On les appelle caminantes : les marcheurs, les marcheuses aussi, plus nombreuses ces dernières années. Ces milliers de femmes et d’hommes qui quittent le Venezuela à pied pour fuir la pauvreté et la violence sont la facette la plus troublante d’une crise économique et politique qui a déraciné plus de 5,6 millions de personnes depuis 2015. La plupart partent vers les pays voisins, la Colombie notamment. Ces exilés franchissent jusqu’à 3000 km pour rejoindre un proche parti avant eux, ou simplement dans l’espoir de réussir ailleurs à se nourrir et subvenir à leurs besoins de base, loin de l’hyperinflation et des pénuries.

Ces dernières années, le terme caminantes s’est popularisé au même rythme que se déroulait ce triste exode. Un groupe de salsa montréalais a même composé une chanson qui raconte leur histoire*. Et si la pandémie a écarté un temps les projecteurs médiatiques de leur situation, cette dernière ne s’est pas améliorée.

Le froid et la fatigue

Les migrations du Venezuela vers la Colombie et inversement ont toujours existé. Ces dernières années cependant, le phénomène a pris un sens unique et s’est intensifié alors que croissaient côté vénézuélien le chômage et l’effondrement des services publics.

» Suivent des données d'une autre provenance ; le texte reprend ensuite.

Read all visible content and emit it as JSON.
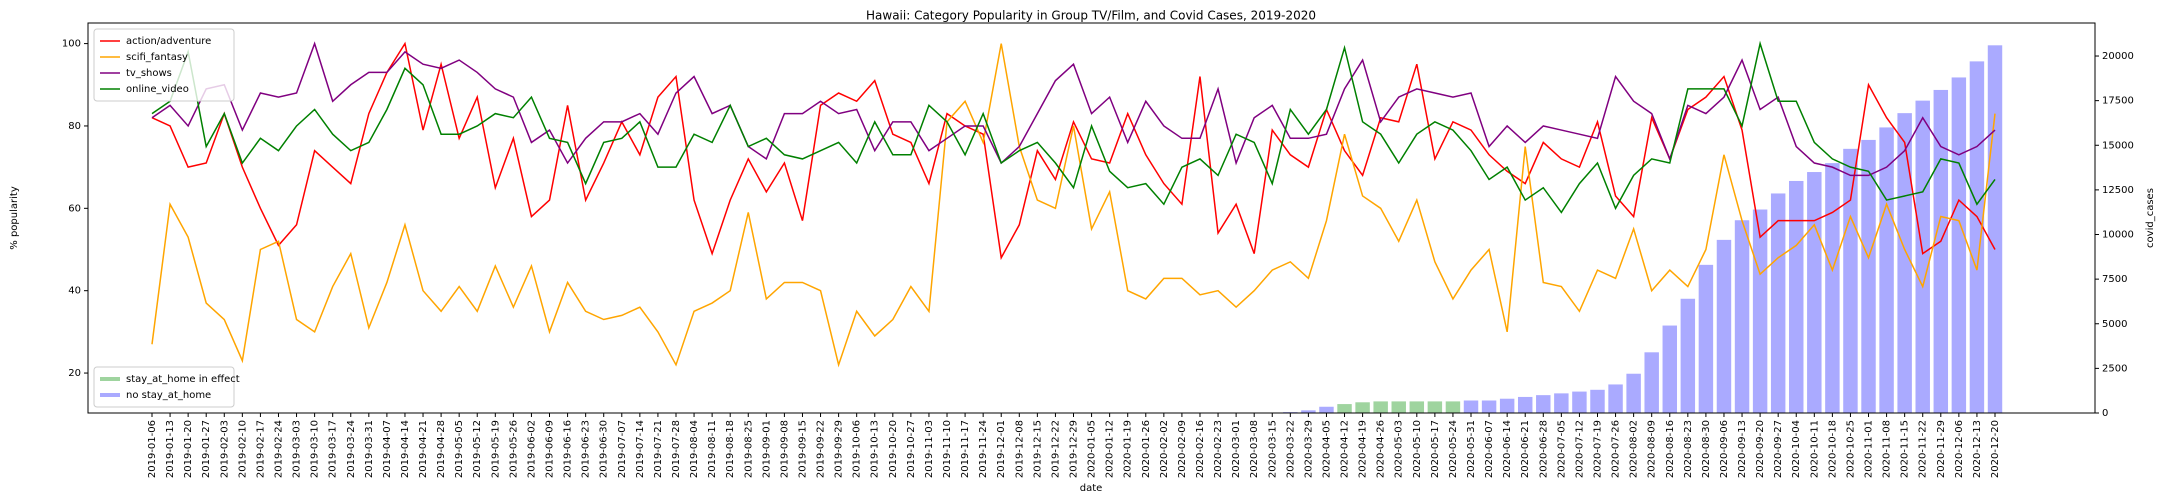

La plupart des caminantes que j’ai rencontrés en Colombie ne connaissaient rien du climat ou des obstacles qui les attendaient le long de la route. Leurs vêtements, adaptés aux températures tropicales de leur lieu d’origine, n’étaient faits ni pour marcher longtemps ni pour affronter les températures sous zéro des points les plus élevés de la route menant vers l’intérieur de la Colombie. Les haltes de fortune, mises sur pied par des habitants dévoués bien avant les efforts des organisations de coopération internationale, offraient aux marcheurs épuisés des chaussettes, des pansements, de l’eau, un repas, des couches pour les bébés et du matériel d’hygiène menstruelle.

Femmes et filles face aux dangers

Aux femmes et adolescentes, on remet aussi des contraceptifs, et surtout de l’information sur les risques présents le long de la route. Car dans ce pays où le conflit armé demeure incandescent, les femmes et jeunes filles migrantes, sans papiers de séjour, et donc d’autant plus vulnérables, sont la cible de nombreux abus : extorsion, viols, recrutement forcé par des groupes armés.

Selon une étude récente sur la féminisation de la migration vénézuélienne, la stigmatisation sexuelle est la première crainte de celles qui quittent le Venezuela.

Elle se superpose aux réactions xénophobes qu’essuient les Vénézuéliens réfugiés à travers le continent, particulièrement en temps de pandémie où l’étranger est trop souvent perçu comme facteur de propagation du virus.

Combattre l’indifférence

Le vendredi 17 juin prochain se tiendra la seconde Conférence internationale des donateurs en solidarité avec les réfugiés et les migrants vénézuéliens, organisée par le Canada. Cette rencontre virtuelle sera l’occasion pour les gouvernements bailleurs de présenter leurs engagements financiers en appui aux pays voisins du Venezuela (des pays dont les ressources étaient déjà limitées avant d’accueillir les migrants en grand nombre).

Nous appelons les bailleurs de fonds gouvernementaux, dont le Canada, à augmenter leur soutien financier à l’action humanitaire et à s’assurer que celui-ci arrive directement aux organisations de la société civile qui fournissent 90 % de l’aide sur place, mais n’ont reçu jusqu’ici que 8 % des sommes nécessaires à leur mission. Ce soutien à la santé, l’éducation et l’intégration des exilés dans les pays d’accueil doit s’accompagner d’une aide tout aussi essentielle dans leur pays d’origine, où la crise perdure. La route des caminantes vénézuéliens comporte déjà assez d’obstacles. N’y ajoutons pas celui de l’indifférence.